L'horreur et la peur. Il ne s'agit pas de revenir sur la tuerie de Toulouse, les faits ont été et sont toujours surcommentés. Le traitement médiatique et le repli dans l'émotion contraste fortement avec d'autres drames tout aussi récents. On a tiré sur la république écrit un éditorialiste à propos de Toulouse. L'image n'est pas fausse. Elle ne doit pas faire oublier une autre scène tout aussi effroyable dont la différence de traitement interpelle. Celle de ces trois soeurs mortes écrasées en traversant l’autoroute A 7 près de Saint-Paul-Trois-Châteaux. Mortes non pas parce qu'elles étaient juives mais peut être parce qu'elles appartenaient à la communauté des gens du voyage.
Il n'existe pas de hiérarchie des valeurs dans les tragédies qui nous frappent mais sans remettre en cause la sincérité de l'émotion qui traverse le pays, on peut s'interroger sur l'emballement sociétal de ces dernières heures. La soif des médias, les images qui tournent en boucle et la compétition des élections présidentielles concourent à un hold-up de l'émotion qui évite les questions qui fâchent notamment de s'interroger sur une dérive verbale au sommet de l'Etat. Or il n'y a pas que les balles qui tuent. Les mots aussi. Ce débat viendra peut être, après. Pour l'instant comme l'a rappelé Jean-MarcAyrault (PS) : " pas de polémique, pas de récupération. Du respect et de la dignité".

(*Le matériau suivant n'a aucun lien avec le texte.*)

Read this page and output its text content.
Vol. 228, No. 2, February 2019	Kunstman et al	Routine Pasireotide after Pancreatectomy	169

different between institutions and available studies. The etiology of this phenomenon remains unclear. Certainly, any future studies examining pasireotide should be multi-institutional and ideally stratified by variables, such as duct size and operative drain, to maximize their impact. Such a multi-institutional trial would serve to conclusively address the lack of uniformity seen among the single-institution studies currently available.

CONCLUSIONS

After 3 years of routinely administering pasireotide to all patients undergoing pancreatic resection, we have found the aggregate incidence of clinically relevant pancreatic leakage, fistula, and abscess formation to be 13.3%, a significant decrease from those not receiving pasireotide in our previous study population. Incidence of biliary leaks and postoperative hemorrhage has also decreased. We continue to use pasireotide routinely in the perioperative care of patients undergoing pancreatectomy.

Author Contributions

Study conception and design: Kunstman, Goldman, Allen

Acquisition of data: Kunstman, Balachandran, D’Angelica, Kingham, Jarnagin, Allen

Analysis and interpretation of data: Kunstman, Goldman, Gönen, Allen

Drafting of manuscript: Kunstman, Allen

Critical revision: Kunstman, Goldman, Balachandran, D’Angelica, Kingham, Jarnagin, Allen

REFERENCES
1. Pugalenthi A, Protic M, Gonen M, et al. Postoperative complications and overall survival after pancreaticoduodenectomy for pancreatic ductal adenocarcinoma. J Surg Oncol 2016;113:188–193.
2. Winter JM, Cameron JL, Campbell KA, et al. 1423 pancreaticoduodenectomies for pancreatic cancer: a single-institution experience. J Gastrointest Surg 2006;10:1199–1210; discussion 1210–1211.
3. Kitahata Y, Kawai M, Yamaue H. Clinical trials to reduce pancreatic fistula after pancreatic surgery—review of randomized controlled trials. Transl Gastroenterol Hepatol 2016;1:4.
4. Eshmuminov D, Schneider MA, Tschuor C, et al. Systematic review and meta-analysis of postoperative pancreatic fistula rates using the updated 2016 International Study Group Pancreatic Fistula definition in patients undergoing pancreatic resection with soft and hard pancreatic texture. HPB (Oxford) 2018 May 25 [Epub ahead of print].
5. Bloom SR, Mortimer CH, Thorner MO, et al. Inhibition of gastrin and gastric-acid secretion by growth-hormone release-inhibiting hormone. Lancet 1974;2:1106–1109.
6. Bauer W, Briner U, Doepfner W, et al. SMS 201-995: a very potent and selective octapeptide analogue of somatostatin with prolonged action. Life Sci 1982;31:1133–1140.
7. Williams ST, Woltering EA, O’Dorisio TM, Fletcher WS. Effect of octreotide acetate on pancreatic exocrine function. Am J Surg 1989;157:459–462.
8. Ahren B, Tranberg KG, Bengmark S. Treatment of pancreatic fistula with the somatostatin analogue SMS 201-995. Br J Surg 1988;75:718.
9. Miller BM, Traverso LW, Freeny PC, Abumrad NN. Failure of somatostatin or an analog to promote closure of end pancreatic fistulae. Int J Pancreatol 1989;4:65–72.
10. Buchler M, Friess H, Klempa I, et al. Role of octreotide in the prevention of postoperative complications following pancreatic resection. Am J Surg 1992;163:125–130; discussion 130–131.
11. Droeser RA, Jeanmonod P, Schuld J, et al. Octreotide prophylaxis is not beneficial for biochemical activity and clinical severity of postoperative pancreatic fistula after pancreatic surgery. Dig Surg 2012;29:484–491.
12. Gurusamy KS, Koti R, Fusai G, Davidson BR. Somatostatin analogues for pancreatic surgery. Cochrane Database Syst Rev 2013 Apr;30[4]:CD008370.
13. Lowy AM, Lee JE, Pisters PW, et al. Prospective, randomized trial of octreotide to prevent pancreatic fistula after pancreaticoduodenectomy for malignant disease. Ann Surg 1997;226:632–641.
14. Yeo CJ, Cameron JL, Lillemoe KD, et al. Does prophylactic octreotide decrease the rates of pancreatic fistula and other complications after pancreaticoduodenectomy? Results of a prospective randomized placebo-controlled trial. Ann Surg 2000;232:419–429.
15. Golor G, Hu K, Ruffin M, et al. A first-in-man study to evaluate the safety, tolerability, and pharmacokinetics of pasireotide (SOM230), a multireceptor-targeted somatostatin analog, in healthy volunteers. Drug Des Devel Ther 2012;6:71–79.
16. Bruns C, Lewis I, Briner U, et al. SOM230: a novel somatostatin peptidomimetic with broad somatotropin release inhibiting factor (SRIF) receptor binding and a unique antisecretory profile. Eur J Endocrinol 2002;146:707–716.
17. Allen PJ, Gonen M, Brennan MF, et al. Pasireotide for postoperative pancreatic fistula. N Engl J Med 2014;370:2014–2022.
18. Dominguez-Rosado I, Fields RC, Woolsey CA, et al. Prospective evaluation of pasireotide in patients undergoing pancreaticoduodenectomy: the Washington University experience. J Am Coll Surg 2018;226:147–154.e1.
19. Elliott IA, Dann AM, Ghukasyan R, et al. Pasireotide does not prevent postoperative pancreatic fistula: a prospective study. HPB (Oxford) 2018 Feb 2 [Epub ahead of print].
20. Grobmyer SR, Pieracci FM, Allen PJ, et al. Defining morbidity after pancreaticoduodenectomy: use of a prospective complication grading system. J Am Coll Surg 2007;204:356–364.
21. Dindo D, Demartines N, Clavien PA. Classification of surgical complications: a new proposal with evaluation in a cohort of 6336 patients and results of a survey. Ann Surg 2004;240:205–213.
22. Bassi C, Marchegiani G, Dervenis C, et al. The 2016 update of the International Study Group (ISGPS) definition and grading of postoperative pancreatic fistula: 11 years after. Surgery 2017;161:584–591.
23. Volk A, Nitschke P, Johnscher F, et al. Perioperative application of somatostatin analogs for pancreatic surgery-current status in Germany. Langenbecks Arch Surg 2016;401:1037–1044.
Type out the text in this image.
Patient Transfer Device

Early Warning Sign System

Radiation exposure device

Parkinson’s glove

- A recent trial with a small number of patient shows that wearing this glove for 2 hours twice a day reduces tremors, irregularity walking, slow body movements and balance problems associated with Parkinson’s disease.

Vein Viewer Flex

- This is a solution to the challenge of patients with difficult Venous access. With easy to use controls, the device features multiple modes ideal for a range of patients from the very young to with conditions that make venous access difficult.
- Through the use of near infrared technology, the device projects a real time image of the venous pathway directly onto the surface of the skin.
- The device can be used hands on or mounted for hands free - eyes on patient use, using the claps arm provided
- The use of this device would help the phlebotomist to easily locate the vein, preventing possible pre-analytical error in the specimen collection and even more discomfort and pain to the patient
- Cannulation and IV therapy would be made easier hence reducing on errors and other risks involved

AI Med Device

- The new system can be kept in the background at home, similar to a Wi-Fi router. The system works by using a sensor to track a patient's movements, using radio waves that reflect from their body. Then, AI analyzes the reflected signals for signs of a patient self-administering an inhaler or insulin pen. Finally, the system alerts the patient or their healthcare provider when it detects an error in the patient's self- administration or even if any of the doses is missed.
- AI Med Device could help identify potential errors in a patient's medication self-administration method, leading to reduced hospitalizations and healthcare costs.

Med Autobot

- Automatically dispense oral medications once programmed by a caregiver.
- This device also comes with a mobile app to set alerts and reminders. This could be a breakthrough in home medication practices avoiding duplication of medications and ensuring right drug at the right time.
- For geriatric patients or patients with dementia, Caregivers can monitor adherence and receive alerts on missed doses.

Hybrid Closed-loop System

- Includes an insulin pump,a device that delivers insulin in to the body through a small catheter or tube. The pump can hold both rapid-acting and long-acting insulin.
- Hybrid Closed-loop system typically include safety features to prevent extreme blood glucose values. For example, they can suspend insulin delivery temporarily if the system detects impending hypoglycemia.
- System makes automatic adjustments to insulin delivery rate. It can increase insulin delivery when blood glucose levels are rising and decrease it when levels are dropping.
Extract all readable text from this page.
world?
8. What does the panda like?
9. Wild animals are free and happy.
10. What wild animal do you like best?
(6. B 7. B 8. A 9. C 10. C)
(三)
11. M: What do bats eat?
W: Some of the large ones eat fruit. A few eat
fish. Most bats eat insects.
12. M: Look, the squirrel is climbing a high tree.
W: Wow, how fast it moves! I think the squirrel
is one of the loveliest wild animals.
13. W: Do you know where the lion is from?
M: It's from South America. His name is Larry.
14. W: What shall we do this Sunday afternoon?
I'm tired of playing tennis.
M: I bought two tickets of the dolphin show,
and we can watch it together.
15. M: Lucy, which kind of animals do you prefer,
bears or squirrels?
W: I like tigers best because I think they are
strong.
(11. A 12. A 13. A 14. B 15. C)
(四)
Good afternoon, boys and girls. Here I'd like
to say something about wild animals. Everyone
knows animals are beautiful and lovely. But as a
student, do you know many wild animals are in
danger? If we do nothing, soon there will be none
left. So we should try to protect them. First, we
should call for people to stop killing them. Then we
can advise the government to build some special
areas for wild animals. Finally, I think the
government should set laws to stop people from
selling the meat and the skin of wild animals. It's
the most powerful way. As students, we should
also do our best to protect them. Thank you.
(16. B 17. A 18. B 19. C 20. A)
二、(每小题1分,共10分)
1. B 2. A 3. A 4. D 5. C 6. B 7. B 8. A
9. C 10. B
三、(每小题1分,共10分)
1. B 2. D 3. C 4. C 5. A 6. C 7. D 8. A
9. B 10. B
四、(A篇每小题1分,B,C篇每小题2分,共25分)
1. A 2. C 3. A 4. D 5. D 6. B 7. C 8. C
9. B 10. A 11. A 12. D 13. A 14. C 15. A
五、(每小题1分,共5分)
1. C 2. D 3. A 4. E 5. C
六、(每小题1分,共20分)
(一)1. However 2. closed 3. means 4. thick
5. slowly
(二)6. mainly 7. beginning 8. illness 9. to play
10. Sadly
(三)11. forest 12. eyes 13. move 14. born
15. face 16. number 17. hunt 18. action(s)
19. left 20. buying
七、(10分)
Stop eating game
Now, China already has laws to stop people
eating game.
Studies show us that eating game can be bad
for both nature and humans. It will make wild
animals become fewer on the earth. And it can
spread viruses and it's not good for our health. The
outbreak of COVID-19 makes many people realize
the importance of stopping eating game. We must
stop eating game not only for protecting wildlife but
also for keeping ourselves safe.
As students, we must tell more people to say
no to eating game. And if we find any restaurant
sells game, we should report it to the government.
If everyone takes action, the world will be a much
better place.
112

Le respect et la dignité, c'est le traitement que l'on souhaiterait voir réservé à un autre drame qui s'est joué quelques jours avant quand Victorine, 17 ans, et ses deux jeunes sœurs Charlotte, 13 ans, et Carmen, 12 ans sont mortes écrasées sur une autoroute qu'elles tentaient de traverser. Un drame de l'indifférence et de la suspicion à l'égard d'enfants dont la principale faute aura été la couleur de peau.
C'est peut être parce qu'elles appartenaient à la communauté des gens du voyage, même sédentarisés, que les trois jeunes filles ont été traitées différemment. L'agent de la SNCF, et le patrouilleur sont suspectés de ne pas avoir pris les précautions qu'ils auraient vraisemblablement réservé à des fillettes bon teint.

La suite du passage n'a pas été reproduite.